La realidad es que natural no significa inocuo. Aunque la mayoría de los suplementos que se comercializan no son ‘peligrosos’ por sí mismos, mezclados con otros o en dosis inadecuadas pueden resultar tóxicos para nuestro organismo. "La hierba de San Juan, por ejemplo, hace que los anticonceptivos pierdan eficacia y el kava-kava daña el hígado", apunta la doctora Fernández. De hecho, la mayoría de las plantas causan interacción con los medicamentos: "es importantísimo aprender a leer la etiqueta de los suplementos para evitar problemas: hay que saber qué complementos elegir, pero también en qué momento y cómo debemos tomarlos".

"No pasa nada por mezclar diferentes complementos"

Sí, pasa. "Tomar muchos complementos porque está de moda suplementarse con magnesio, hierro o calcio o porque una influencer lo recomienda no solo no tiene ningún sentido sino que muchas veces es peor el remedio que la enfermedad porque unos pueden restar eficacia a los otros", aclara la especialista y pone como ejemplo dos errores habituales: no debe juntarse hierro y calcio en la misma toma ni mezclar la cafeína con el magnesio porque reduce su absorción. "No nos vamos a encontrar mejor por consumir todos los complementos que salen a la venta. Lo que tenemos que hacer es tomar los que necesitamos nosotros y para eso lo ideal es acudir a un médico con la formación adecuada y las análiticas en la mano", aconseja.

"La creatina es solo para culturistas"

Pues no. Este monohidrato "mejora la memoria de trabajo, la velocidad de procesamiento y el estado de ánimo en adultos mayores y veganos", precisa la autora de ‘El poder de la suplementación’.

Las vitaminas engordan

Otro mito. "Esta confusión quizás surja de que los complejos B aumentan el apetito en personas con déficit, pero no desencadenan un aumento de la grasa corporal. Las vitaminas no aportan calorías, lo que ‘engorda’ es el exceso de energía, no el aporte de micronutrientes".

"Si no notas los efectos en unos días, es que no funciona"

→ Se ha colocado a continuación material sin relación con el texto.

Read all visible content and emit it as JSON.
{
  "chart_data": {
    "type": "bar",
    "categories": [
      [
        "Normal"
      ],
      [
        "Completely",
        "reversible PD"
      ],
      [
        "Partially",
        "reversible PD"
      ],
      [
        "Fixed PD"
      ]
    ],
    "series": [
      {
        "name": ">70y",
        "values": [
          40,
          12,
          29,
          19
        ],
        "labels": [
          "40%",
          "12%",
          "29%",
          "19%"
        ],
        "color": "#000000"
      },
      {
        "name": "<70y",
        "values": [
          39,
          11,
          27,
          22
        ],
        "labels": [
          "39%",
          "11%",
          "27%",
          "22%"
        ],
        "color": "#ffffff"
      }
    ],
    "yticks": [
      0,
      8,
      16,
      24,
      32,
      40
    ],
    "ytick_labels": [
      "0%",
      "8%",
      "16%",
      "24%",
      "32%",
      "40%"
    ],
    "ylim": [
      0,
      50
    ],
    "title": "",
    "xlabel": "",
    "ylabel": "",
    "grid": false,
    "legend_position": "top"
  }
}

El tiempo de acción varía mucho de unos suplementos a otros. "Los omega-3 tardan entre ocho y doce semanas en mostrar sus efectos en casos de inflamación articular; los probióticos entre cuatro y seis semanas y el colágeno para la piel o las articulaciones, entre tres y seis meses".

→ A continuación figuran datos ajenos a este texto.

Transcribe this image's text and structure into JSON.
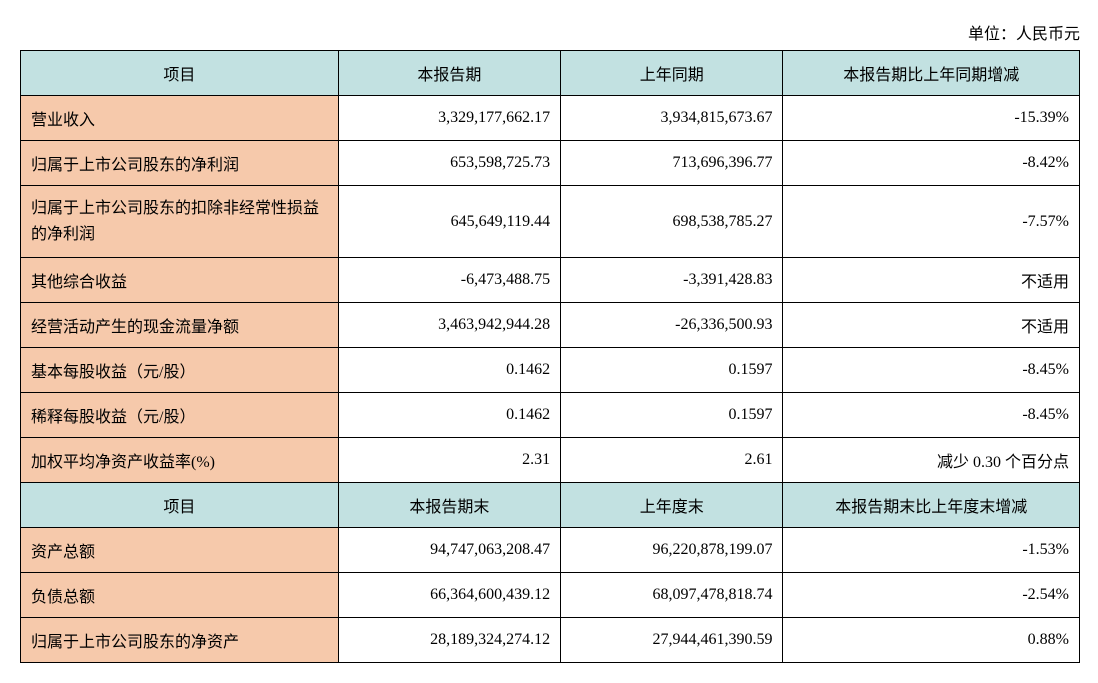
{
  "unit_line": "单位：人民币元",
  "colors": {
    "header_bg": "#c2e1e1",
    "label_bg": "#f6c9ab",
    "border": "#000000",
    "bg": "#ffffff",
    "text": "#000000"
  },
  "font": {
    "family": "SimSun",
    "size_pt": 12
  },
  "col_widths_pct": [
    30,
    21,
    21,
    28
  ],
  "header1": {
    "c1": "项目",
    "c2": "本报告期",
    "c3": "上年同期",
    "c4": "本报告期比上年同期增减"
  },
  "section1_rows": [
    {
      "label": "营业收入",
      "c2": "3,329,177,662.17",
      "c3": "3,934,815,673.67",
      "c4": "-15.39%"
    },
    {
      "label": "归属于上市公司股东的净利润",
      "c2": "653,598,725.73",
      "c3": "713,696,396.77",
      "c4": "-8.42%"
    },
    {
      "label": "归属于上市公司股东的扣除非经常性损益的净利润",
      "c2": "645,649,119.44",
      "c3": "698,538,785.27",
      "c4": "-7.57%"
    },
    {
      "label": "其他综合收益",
      "c2": "-6,473,488.75",
      "c3": "-3,391,428.83",
      "c4": "不适用"
    },
    {
      "label": "经营活动产生的现金流量净额",
      "c2": "3,463,942,944.28",
      "c3": "-26,336,500.93",
      "c4": "不适用"
    },
    {
      "label": "基本每股收益（元/股）",
      "c2": "0.1462",
      "c3": "0.1597",
      "c4": "-8.45%"
    },
    {
      "label": "稀释每股收益（元/股）",
      "c2": "0.1462",
      "c3": "0.1597",
      "c4": "-8.45%"
    },
    {
      "label": "加权平均净资产收益率(%)",
      "c2": "2.31",
      "c3": "2.61",
      "c4": "减少 0.30 个百分点"
    }
  ],
  "header2": {
    "c1": "项目",
    "c2": "本报告期末",
    "c3": "上年度末",
    "c4": "本报告期末比上年度末增减"
  },
  "section2_rows": [
    {
      "label": "资产总额",
      "c2": "94,747,063,208.47",
      "c3": "96,220,878,199.07",
      "c4": "-1.53%"
    },
    {
      "label": "负债总额",
      "c2": "66,364,600,439.12",
      "c3": "68,097,478,818.74",
      "c4": "-2.54%"
    },
    {
      "label": "归属于上市公司股东的净资产",
      "c2": "28,189,324,274.12",
      "c3": "27,944,461,390.59",
      "c4": "0.88%"
    }
  ]
}
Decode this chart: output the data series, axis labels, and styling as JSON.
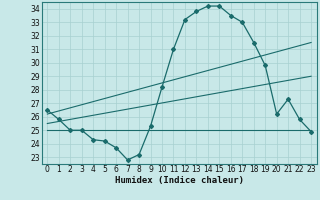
{
  "xlabel": "Humidex (Indice chaleur)",
  "bg_color": "#c8e8e8",
  "grid_color": "#a8d0d0",
  "line_color": "#1a6b6b",
  "spine_color": "#2a7a7a",
  "xlim": [
    -0.5,
    23.5
  ],
  "ylim": [
    22.5,
    34.5
  ],
  "yticks": [
    23,
    24,
    25,
    26,
    27,
    28,
    29,
    30,
    31,
    32,
    33,
    34
  ],
  "xticks": [
    0,
    1,
    2,
    3,
    4,
    5,
    6,
    7,
    8,
    9,
    10,
    11,
    12,
    13,
    14,
    15,
    16,
    17,
    18,
    19,
    20,
    21,
    22,
    23
  ],
  "curve1_x": [
    0,
    1,
    2,
    3,
    4,
    5,
    6,
    7,
    8,
    9,
    10,
    11,
    12,
    13,
    14,
    15,
    16,
    17,
    18,
    19,
    20,
    21,
    22,
    23
  ],
  "curve1_y": [
    26.5,
    25.8,
    25.0,
    25.0,
    24.3,
    24.2,
    23.7,
    22.8,
    23.2,
    25.3,
    28.2,
    31.0,
    33.2,
    33.8,
    34.2,
    34.2,
    33.5,
    33.0,
    31.5,
    29.8,
    26.2,
    27.3,
    25.8,
    24.9
  ],
  "curve2_x": [
    0,
    23
  ],
  "curve2_y": [
    25.5,
    29.0
  ],
  "curve3_x": [
    0,
    23
  ],
  "curve3_y": [
    26.2,
    31.5
  ],
  "curve4_x": [
    0,
    23
  ],
  "curve4_y": [
    25.0,
    25.0
  ],
  "tick_fontsize": 5.5,
  "xlabel_fontsize": 6.5
}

A partir de los 40: magnesio, omega-3 y vitamina D

Cierto. Aunque la doctora Fernández no es partidaria de hacer recomendaciones genéricas, considera que, a partir de los 40 años, no está de más suplementarse con magnesio, omega-3 y vitamina D.

Según la doctora Odile Fernández: una combinación para cada situación

​Adulto con estrés crónico y ansiedad
Magnesio bisglicinato, ashwagandha, lavanda, complejo B, L-teanina, omega-3 (EPA).
Padres y madres con sobrecarga  física y mental
Magnesio malato, coenzima Q10, NAC (N-acetil-L-cisteína), rhodiola, probióticos, vitaminas D3 y K2.
Adulto con  insomnio o sueño  no reparador
Melatonina (hasta 5 mg.), magnesio bisglicinato, GABA (ácido gamma-aminobutírico), ashwagandha y vitamina B6.
Persona activa  con entrenamiento  físico regular
Magnesio malato, omega 3 (EPA7DHA), proteína vegetal o whey, coenzima Q10, electrolitos y creatina.
Adulto con  trabajo intelectual  intensivo o creativo
Omega 3 (DHA), complejo B, ashwagandha, fosfatidilserina, vitamina C limposomada y creatina.Trabajador con  turnos rotativos  o nocturnosMelatonina, magnesio, complejo B, adaptógenos (ashwagandha o gingseng) y vitamina D.
Embarazadas  y lactantes
Ácido fólico, folato activo (400-800 microgramos), DHA (omega-3), yodo (150-200 microgramos), vitamina D3, magnesio bisglicinato, probióticos específicos.